Het VUmc in Amsterdam heeft Michiel van Agtmael per 1 september benoemd tot hoogleraar farmacotherapieonderwijs. Hij gaat zich onder meer inzetten voor het verbeteren van medicijnvoorschriften.
Van Agtmael is als internist-infectioloog en klinisch farmacoloog verbonden aan de afdeling interne geneeskunde van het VUmc. Daarnaast is hij in het ziekenhuis werkzaam als docent en onderzoeker. Zijn nieuwe leerstoel is gericht op het verbeteren van farmacotherapieonderwijs tijdens de geneeskundestudie en de vervolgopleidingen, het vinden van de beste onderwijsmethode en het beter voorschrijven van medicijnen in de klinische praktijk.
Fouten
“Zo’n tien procent van de medicijnvoorschriften, veelal door pas afgestudeerde artsen geschreven, bevat fouten”, aldus Van Agtmael. “Denk aan een middel dat niet geschikt is voor de betreffende patiënt. Of een te hoge of lage dosering of frequentie. Het kan ook een medicijn zijn dat conflicteert met een geneesmiddel dat de patiënt al gebruikt. In de meeste gevallen worden deze fouten op tijd ontdekt, bijvoorbeeld door het elektronisch voorschrijfsysteem of door de apotheker. Maar het aantal fouten moet natuurlijk naar nul.”

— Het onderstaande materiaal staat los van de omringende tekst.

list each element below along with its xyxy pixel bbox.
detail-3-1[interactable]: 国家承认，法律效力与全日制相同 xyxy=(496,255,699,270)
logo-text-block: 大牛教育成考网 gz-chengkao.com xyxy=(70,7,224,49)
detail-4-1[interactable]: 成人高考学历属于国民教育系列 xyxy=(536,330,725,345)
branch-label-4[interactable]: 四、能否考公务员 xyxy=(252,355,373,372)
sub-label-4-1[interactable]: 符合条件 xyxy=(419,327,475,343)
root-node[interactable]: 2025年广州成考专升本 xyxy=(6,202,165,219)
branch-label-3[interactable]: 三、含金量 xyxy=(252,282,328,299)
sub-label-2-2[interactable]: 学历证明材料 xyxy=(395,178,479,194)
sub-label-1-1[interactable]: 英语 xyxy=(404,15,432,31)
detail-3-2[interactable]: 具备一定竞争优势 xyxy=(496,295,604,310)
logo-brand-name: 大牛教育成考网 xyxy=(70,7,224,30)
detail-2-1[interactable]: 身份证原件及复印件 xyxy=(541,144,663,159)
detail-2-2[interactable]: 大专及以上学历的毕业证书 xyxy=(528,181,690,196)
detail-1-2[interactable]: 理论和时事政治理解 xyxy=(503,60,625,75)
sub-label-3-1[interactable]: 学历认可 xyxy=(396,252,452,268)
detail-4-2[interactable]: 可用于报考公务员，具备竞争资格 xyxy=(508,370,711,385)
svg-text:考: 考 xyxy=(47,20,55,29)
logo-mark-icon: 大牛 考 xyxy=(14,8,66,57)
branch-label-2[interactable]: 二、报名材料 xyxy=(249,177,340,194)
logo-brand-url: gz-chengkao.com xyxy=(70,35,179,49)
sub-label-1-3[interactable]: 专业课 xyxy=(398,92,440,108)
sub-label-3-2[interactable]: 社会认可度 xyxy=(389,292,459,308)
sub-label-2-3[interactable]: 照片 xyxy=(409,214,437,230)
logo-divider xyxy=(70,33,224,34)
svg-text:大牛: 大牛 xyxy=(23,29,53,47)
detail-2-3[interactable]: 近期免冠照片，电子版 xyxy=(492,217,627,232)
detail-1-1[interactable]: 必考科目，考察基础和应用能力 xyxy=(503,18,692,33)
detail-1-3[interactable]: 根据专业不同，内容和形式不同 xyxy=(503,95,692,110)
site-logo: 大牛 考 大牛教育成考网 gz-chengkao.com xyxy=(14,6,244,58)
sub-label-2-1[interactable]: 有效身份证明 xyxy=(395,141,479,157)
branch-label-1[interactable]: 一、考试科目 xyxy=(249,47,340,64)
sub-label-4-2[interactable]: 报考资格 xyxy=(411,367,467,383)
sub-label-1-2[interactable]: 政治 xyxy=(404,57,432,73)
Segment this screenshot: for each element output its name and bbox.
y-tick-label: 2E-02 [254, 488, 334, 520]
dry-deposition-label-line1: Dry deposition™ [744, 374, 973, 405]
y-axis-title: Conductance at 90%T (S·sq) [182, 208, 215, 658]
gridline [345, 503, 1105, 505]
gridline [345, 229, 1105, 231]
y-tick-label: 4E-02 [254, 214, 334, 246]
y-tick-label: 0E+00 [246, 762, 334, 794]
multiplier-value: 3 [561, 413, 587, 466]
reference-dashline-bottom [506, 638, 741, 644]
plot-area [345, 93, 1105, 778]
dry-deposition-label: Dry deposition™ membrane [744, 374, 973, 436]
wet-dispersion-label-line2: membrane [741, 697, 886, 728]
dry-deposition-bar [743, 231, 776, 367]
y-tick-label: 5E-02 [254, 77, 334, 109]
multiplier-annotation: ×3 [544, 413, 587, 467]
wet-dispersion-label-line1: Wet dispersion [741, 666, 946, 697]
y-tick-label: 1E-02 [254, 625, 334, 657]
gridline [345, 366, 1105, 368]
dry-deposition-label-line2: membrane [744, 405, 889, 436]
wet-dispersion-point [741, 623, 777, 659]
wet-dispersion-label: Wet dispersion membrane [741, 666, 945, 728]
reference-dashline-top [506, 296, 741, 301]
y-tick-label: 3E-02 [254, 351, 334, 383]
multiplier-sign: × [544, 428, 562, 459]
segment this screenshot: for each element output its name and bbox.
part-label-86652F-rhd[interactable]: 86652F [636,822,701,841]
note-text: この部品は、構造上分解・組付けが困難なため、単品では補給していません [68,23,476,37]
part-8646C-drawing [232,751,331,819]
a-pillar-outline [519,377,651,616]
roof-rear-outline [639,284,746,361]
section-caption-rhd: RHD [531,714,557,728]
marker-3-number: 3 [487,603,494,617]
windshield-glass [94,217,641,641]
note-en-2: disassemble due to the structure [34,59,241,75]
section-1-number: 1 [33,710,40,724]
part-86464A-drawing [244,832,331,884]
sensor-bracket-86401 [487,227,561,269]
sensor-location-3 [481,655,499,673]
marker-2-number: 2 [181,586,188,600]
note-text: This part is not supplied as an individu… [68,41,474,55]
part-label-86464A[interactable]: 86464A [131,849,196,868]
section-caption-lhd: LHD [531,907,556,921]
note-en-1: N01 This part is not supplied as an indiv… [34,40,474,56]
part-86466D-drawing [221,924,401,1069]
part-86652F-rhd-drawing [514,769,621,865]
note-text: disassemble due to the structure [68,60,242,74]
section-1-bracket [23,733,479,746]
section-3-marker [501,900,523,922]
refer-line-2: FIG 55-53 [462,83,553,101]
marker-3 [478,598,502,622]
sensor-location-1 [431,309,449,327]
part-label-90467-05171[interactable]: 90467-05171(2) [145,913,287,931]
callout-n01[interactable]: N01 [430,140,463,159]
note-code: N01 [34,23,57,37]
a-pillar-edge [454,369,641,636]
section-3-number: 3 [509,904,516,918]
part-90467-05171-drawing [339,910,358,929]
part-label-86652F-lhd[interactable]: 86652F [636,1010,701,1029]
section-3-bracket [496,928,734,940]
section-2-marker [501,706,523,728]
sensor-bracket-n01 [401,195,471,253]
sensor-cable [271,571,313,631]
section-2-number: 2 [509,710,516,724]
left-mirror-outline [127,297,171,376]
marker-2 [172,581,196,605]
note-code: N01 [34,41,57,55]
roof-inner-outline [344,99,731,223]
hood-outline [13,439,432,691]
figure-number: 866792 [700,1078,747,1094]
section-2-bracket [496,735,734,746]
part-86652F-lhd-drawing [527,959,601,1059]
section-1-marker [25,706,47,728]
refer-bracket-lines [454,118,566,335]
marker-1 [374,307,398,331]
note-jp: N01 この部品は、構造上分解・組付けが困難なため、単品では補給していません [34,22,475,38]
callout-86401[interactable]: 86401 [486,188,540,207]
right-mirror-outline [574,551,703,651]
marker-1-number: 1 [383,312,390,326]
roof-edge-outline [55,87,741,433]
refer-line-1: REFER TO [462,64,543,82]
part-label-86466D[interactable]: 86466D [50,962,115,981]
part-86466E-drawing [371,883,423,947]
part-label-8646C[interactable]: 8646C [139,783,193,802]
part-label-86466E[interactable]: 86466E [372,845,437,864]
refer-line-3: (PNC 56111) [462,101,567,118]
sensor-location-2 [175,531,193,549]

Volgens Van Agtmael is bewustwording van het belang van goed geneesmiddelengebruik het startpunt van verbetering. “Dat geldt vooral voor de arts en anderen die mogen voorschrijven, maar ook voor verpleegkundigen en de patiënt zelf. En dat vraagt om goed onderwijs.”
Studentenpoli
Van Agtmael pleit onder meer voor leren op de werkplek – direct vanaf het eerste jaar – en zelfstandigheid van studenten, zoals in de door het VUmc ingerichte studentenpoli’s. “Door studenten in een echte omgeving met grote zelfstandigheid te laten werken en hen de verantwoordelijkheid te geven, zijn ze veel gemotiveerder. Ook leren ze van elkaar in teams in de vorm van near-pear-teaching. De beste manier om iets te leren is door het zelf te onderwijzen. Natuurlijk moet dit veilig zijn voor patiënt en student, dus is er zorgvuldige supervisie, of liever gezegd coaching.”
Van Agtmael streeft er ook naar onderwijs direct te koppelen aan het effect op de patiënt. “Met farmacotherapie kun je dat realiseren. Je volgt een studentencohort dat in de studentenpoli heeft meegedraaid en meet of deze studenten later als arts minder fouten maken bij het voorschrijven van medicijnen dan een controlegroep die alleen het reguliere curriculum heeft gevolgd. Als we dat hebben aangetoond moet het onderdeel van het vaste curriculum worden.”